Republicans seem to think the words “tax increase” are a lethal weapon. Democrats seem to agree with them. House Democratic Caucus chair Joe Crowley just declined to say whether he would repeal the Tax Cuts and Jobs Act, offering the lifeless alternative of “[restoring] balance.” There’s no excuse for such meekness. Tax politics have changed, and Democrats need to stop fearing the issue like a rogue torpedo.
Both parties seem trapped in the 1980’s on taxes. That was a time when taxes really were high and the median voter really did want them cut. Reagan-Bush dominated the decade because of the issue. Since then, taxes have fallen, and middle-class Americans show far less concern that they are taxed too much. Anti-tax sentiment now resides largely within the donor class.
Consultants don’t seem to have noticed the change. We’re supposedly a “center-right nation” on the size of government. According to the best data, this just isn’t true anymore. A plurality of Americans favor “a bigger government with more services.” Even conservative Republicans show some support for higher taxes on the rich. Cutting taxes is now a niche interest of rich people and the supply-side movement.

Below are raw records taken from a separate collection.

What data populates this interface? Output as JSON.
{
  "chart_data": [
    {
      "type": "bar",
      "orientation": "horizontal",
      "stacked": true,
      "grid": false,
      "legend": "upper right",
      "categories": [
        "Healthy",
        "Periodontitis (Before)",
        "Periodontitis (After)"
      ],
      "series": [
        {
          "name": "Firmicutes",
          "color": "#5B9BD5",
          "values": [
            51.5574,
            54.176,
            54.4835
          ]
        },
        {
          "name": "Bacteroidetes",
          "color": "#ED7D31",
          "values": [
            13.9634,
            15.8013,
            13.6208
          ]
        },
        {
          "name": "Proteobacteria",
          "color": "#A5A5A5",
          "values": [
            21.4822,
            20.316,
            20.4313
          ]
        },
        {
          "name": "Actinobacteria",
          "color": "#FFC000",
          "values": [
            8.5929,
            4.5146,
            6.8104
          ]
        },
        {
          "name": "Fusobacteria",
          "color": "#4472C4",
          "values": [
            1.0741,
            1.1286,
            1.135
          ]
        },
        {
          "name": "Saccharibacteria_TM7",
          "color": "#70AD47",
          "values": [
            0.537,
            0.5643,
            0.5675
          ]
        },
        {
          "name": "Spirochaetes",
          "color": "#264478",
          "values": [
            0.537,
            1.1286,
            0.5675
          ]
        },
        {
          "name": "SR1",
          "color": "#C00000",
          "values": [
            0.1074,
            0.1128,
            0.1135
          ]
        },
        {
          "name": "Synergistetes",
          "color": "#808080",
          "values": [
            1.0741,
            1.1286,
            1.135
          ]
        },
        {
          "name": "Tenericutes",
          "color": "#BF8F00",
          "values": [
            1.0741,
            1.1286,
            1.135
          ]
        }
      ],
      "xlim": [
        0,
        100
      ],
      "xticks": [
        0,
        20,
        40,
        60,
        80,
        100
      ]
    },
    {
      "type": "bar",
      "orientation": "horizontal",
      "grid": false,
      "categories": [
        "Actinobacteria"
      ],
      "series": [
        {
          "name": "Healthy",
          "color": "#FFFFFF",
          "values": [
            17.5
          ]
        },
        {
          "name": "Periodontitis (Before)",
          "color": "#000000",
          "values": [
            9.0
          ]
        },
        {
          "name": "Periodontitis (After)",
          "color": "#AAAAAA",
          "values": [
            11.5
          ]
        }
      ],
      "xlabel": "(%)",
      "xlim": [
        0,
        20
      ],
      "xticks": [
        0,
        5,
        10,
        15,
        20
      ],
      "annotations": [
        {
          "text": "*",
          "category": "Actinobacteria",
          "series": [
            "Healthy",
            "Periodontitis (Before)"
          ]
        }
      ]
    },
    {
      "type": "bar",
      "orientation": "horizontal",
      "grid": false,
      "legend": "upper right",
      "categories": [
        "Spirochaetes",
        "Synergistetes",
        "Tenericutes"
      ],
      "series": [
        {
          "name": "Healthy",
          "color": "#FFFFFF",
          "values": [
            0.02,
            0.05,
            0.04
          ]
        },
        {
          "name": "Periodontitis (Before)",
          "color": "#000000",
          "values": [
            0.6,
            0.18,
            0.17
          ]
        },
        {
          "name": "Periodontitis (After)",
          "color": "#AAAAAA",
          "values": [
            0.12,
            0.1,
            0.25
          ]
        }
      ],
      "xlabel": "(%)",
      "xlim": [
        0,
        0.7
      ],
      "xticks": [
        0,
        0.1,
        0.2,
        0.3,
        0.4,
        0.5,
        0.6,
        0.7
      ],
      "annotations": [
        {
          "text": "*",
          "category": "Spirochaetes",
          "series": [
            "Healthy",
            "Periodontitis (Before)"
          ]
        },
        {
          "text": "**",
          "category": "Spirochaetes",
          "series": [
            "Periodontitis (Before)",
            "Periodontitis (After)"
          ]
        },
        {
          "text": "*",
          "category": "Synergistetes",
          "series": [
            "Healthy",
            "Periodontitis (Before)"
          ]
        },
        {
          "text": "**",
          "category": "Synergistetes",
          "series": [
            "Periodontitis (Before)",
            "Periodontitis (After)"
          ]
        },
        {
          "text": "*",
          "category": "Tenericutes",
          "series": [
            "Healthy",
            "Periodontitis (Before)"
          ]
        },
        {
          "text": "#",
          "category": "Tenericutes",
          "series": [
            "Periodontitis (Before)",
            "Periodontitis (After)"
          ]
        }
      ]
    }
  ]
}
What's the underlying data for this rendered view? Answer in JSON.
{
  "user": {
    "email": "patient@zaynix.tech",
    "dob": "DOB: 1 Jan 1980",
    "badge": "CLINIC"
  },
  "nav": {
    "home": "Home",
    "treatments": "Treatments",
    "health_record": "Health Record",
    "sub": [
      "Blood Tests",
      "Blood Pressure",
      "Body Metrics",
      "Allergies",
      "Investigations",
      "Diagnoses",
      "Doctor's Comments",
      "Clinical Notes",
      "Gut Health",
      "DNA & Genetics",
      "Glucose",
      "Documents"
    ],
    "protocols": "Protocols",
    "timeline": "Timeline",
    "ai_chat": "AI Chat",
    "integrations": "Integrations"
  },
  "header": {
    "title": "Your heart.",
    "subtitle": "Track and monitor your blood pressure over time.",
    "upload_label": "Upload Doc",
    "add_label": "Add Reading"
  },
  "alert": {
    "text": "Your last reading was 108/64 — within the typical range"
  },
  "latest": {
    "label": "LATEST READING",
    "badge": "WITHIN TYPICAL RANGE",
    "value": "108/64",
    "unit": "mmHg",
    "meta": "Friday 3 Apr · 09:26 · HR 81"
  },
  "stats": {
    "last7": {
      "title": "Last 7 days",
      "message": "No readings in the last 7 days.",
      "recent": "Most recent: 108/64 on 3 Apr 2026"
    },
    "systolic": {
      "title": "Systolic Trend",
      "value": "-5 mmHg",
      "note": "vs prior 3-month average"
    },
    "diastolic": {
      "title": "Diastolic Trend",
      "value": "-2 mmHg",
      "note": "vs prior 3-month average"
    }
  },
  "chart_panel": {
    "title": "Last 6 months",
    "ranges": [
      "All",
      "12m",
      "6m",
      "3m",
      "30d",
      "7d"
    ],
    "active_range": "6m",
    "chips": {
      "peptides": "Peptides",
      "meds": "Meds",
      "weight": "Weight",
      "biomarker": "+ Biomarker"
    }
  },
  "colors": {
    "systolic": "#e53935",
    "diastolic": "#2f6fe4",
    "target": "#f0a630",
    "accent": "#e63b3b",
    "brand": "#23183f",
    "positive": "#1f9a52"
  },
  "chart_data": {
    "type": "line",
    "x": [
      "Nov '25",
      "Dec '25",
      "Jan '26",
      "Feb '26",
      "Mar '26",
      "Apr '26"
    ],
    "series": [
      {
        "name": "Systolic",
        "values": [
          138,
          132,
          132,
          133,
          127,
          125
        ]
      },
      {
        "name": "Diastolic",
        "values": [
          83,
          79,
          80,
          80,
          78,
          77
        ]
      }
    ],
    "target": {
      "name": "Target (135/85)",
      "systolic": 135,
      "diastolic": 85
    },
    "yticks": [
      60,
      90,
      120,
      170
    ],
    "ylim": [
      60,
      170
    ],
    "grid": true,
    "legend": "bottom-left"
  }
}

In a fact-based world, Republicans would be playing defense on taxes. And the Democrats would play their winning hand without apology. They would emphasize that rich people pay too little, and higher taxes will fund popular programs. Voters are ready to hear that message.
Sadly, Washington Democrats may be too milquetoast to own taxes. But reticence on this winning issue is foolish. They should at least stop running scared.